Uma das contribuições do trabalho
da bióloga, desenvolvido recentemente nos Laboratório de Anatomia
Vegetal da Escola Superior de Agricultura “Luiz de Queiroz”
(Esalq) da Universidade de São Paulo (USP) e orientado pelos
professores Beatriz Appezzato da Glória (USP) e Wagner Vilegas
(Instituto de Química da Unesp de Araraquara), está no alerta
para que as pessoas tomem cautela ao adquirir e consumir os
“inofensivos” chás “naturais” sem conhecer a procedência do
produto, situação hoje muito comum, já que as plantas vendidas
como medicinais em diversas farmácias brasileiras são obtidas
por raizeiros com base apenas no conhecimento popular. “Eles
são os principais fornecedores das farmácias e de outros pontos
de venda”, afirma. O pior é que, das espécies brasileiras,
não se sabe ao certo quais são realmente medicinais, razão
para aumentar ainda mais a cautela”, recomenda Martins.
A bióloga explica que, dentro
do gênero Smilax, há 310 espécies espalhadas pelo mundo
e poucos estudos na região amazônica. Este gênero é muito
utilizado em países como a China, onde existem estudos sistematizados
sobre ele com os principais resultados sobre a sua propriedade
antirreumática. Aqui no Brasil, dentro da medicina popular,
além da atividade antirreumática, a salsaparrilha também
é utilizada como depurativo do sangue.
Em sua tese, a pesquisadora analisou todas as características
botânicas relacionadas com a descrição externa e interna
destas plantas e observou como os tecidos estavam organizados.

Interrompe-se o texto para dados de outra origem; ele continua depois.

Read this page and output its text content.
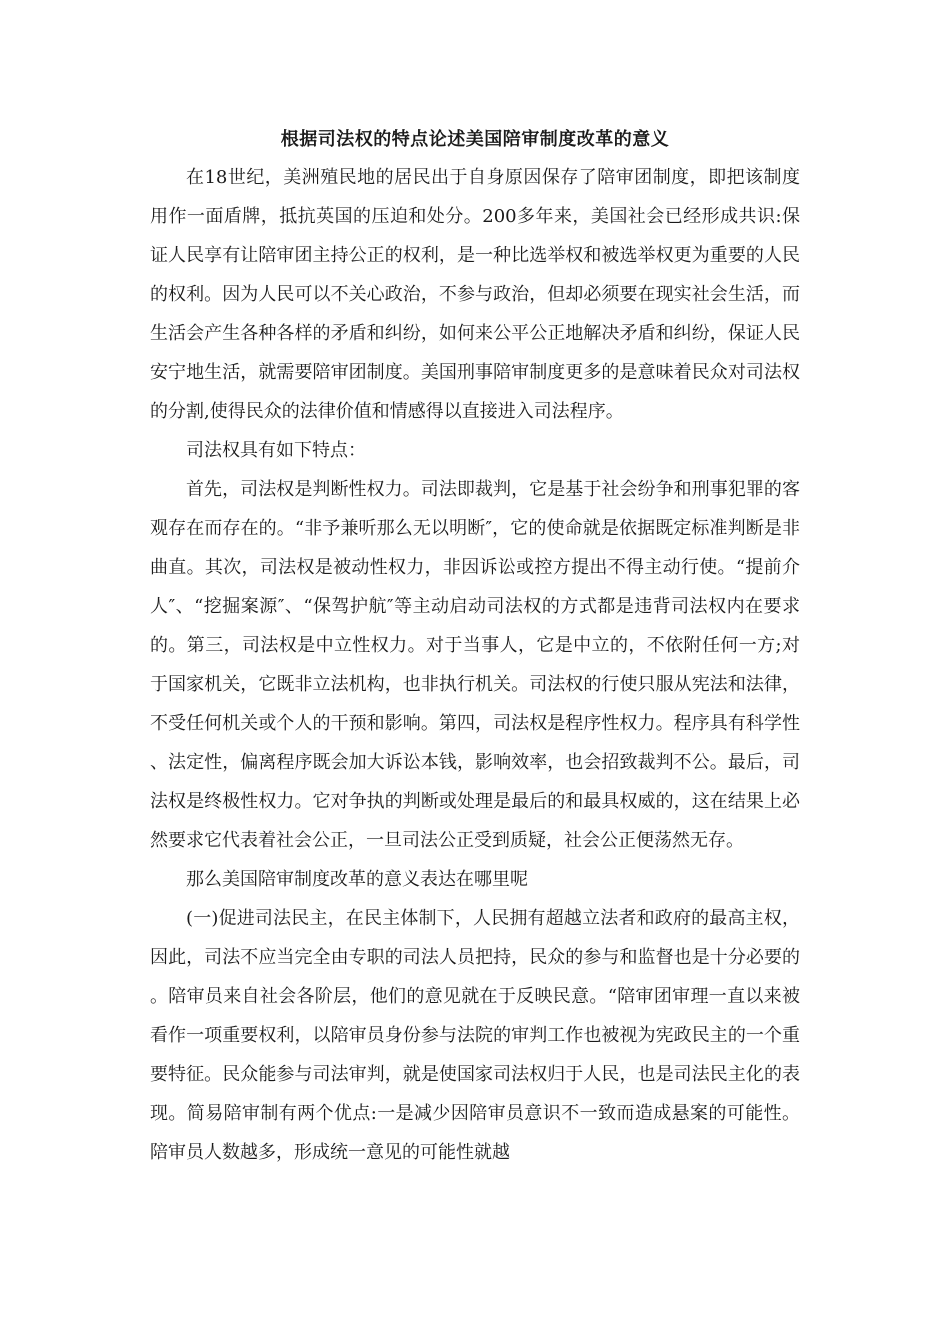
根据司法权的特点论述美国陪审制度改革的意义

在18世纪，美洲殖民地的居民出于自身原因保存了陪审团制度，即把该制度用作一面盾牌，抵抗英国的压迫和处分。200多年来，美国社会已经形成共识:保证人民享有让陪审团主持公正的权利，是一种比选举权和被选举权更为重要的人民的权利。因为人民可以不关心政治，不参与政治，但却必须要在现实社会生活，而生活会产生各种各样的矛盾和纠纷，如何来公平公正地解决矛盾和纠纷，保证人民安宁地生活，就需要陪审团制度。美国刑事陪审制度更多的是意味着民众对司法权的分割,使得民众的法律价值和情感得以直接进入司法程序。

司法权具有如下特点：

首先，司法权是判断性权力。司法即裁判，它是基于社会纷争和刑事犯罪的客观存在而存在的。“非予兼听那么无以明断″，它的使命就是依据既定标准判断是非曲直。其次，司法权是被动性权力，非因诉讼或控方提出不得主动行使。“提前介人″、“挖掘案源″、“保驾护航″等主动启动司法权的方式都是违背司法权内在要求的。第三，司法权是中立性权力。对于当事人，它是中立的，不依附任何一方;对于国家机关，它既非立法机构，也非执行机关。司法权的行使只服从宪法和法律，不受任何机关或个人的干预和影响。第四，司法权是程序性权力。程序具有科学性、法定性，偏离程序既会加大诉讼本钱，影响效率，也会招致裁判不公。最后，司法权是终极性权力。它对争执的判断或处理是最后的和最具权威的，这在结果上必然要求它代表着社会公正，一旦司法公正受到质疑，社会公正便荡然无存。

那么美国陪审制度改革的意义表达在哪里呢

(一)促进司法民主，在民主体制下，人民拥有超越立法者和政府的最高主权，因此，司法不应当完全由专职的司法人员把持，民众的参与和监督也是十分必要的。陪审员来自社会各阶层，他们的意见就在于反映民意。“陪审团审理一直以来被看作一项重要权利，以陪审员身份参与法院的审判工作也被视为宪政民主的一个重要特征。民众能参与司法审判，就是使国家司法权归于人民，也是司法民主化的表现。简易陪审制有两个优点:一是减少因陪审员意识不一致而造成悬案的可能性。陪审员人数越多，形成统一意见的可能性就越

Também procurou fazer a caracterização química para compreender
se estas espécies eram quimicamente semelhantes. Foi então
que ela descobriu as principais diferenças entre as seis
espécies: a parte anatômica é semelhante mas, na morfológica,
foram identificadas certas características que poderiam ajudar
no controle de qualidade dos produtos vendidos na farmácia.

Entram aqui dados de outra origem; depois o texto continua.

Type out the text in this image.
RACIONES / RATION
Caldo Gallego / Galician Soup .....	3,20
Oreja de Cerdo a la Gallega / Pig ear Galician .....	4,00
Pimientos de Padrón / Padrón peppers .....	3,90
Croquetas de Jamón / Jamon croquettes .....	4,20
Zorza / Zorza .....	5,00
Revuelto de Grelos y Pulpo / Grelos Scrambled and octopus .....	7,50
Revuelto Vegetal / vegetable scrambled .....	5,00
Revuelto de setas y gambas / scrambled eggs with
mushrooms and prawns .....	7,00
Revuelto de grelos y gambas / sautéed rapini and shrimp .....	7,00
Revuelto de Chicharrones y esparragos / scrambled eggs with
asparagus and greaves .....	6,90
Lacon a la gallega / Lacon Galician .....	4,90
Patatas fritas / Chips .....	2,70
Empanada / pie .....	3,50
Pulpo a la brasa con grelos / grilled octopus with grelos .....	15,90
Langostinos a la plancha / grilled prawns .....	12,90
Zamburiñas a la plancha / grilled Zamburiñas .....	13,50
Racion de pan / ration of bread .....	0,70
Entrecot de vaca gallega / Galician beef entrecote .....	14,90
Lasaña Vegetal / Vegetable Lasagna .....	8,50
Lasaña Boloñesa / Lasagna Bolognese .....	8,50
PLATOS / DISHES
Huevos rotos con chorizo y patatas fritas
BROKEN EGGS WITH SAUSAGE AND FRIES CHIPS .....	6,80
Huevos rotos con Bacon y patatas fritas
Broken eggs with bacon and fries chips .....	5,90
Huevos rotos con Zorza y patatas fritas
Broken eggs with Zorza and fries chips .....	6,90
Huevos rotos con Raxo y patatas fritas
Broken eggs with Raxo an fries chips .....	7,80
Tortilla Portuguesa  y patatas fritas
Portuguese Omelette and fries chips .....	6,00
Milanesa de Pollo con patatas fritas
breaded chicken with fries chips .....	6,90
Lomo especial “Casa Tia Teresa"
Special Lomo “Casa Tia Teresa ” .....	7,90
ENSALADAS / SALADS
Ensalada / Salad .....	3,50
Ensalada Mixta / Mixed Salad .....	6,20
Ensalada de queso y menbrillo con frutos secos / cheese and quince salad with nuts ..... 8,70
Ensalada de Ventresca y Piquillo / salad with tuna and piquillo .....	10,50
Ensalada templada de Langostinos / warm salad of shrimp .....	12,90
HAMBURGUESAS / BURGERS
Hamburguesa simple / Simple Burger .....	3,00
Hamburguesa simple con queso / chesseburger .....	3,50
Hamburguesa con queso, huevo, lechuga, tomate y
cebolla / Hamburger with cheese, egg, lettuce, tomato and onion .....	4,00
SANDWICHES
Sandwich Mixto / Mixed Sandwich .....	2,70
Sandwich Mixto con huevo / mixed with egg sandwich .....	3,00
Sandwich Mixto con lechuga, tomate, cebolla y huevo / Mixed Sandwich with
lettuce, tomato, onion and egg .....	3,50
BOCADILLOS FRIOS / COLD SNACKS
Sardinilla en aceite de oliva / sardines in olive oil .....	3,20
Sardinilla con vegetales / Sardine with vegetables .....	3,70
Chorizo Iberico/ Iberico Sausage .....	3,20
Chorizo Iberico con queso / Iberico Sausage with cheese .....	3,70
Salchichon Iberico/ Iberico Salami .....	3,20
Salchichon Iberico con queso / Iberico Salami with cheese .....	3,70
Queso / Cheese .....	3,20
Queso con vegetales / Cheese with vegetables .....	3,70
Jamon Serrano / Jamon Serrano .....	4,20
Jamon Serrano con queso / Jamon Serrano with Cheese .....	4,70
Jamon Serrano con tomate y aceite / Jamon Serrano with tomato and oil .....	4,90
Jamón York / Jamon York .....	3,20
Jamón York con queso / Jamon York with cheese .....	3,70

“Dentro das espécies estudadas, identificamos caracteres
que ajudariam neste controle. Também vimos algumas particularidades
na análise química. As plantas estudadas realmente podem
apresentar propriedades antirreumáticas, diante das classes
de substâncias encontradas no perfil químico das espécies.”
Esses
estudos, salienta Martins, precisam ser ainda ampliados, pois
se tratam de avaliações preliminares. Demandam tempo e dedicação
exclusiva sobretudo para identificar o nome das substâncias
da composição química. Conseguidas as classes de substâncias,
daí será necessário caminhar para a identificação das
substâncias propriamente. Nesse estudo de composição química,
Martins conseguiu encontrar algumas classes de substâncias
tais como ácidos fenólicos, flavonóides e saponinas. Quando
alguém toma um medicamento, sabe exatamente o nome da substância
que está ingerindo ao consultar a bula. “Se está tomando
o ácido acetilsalicílico, sabe que a substância chama-se
ácido acetilsalicílico, que pertence a uma classe de substâncias.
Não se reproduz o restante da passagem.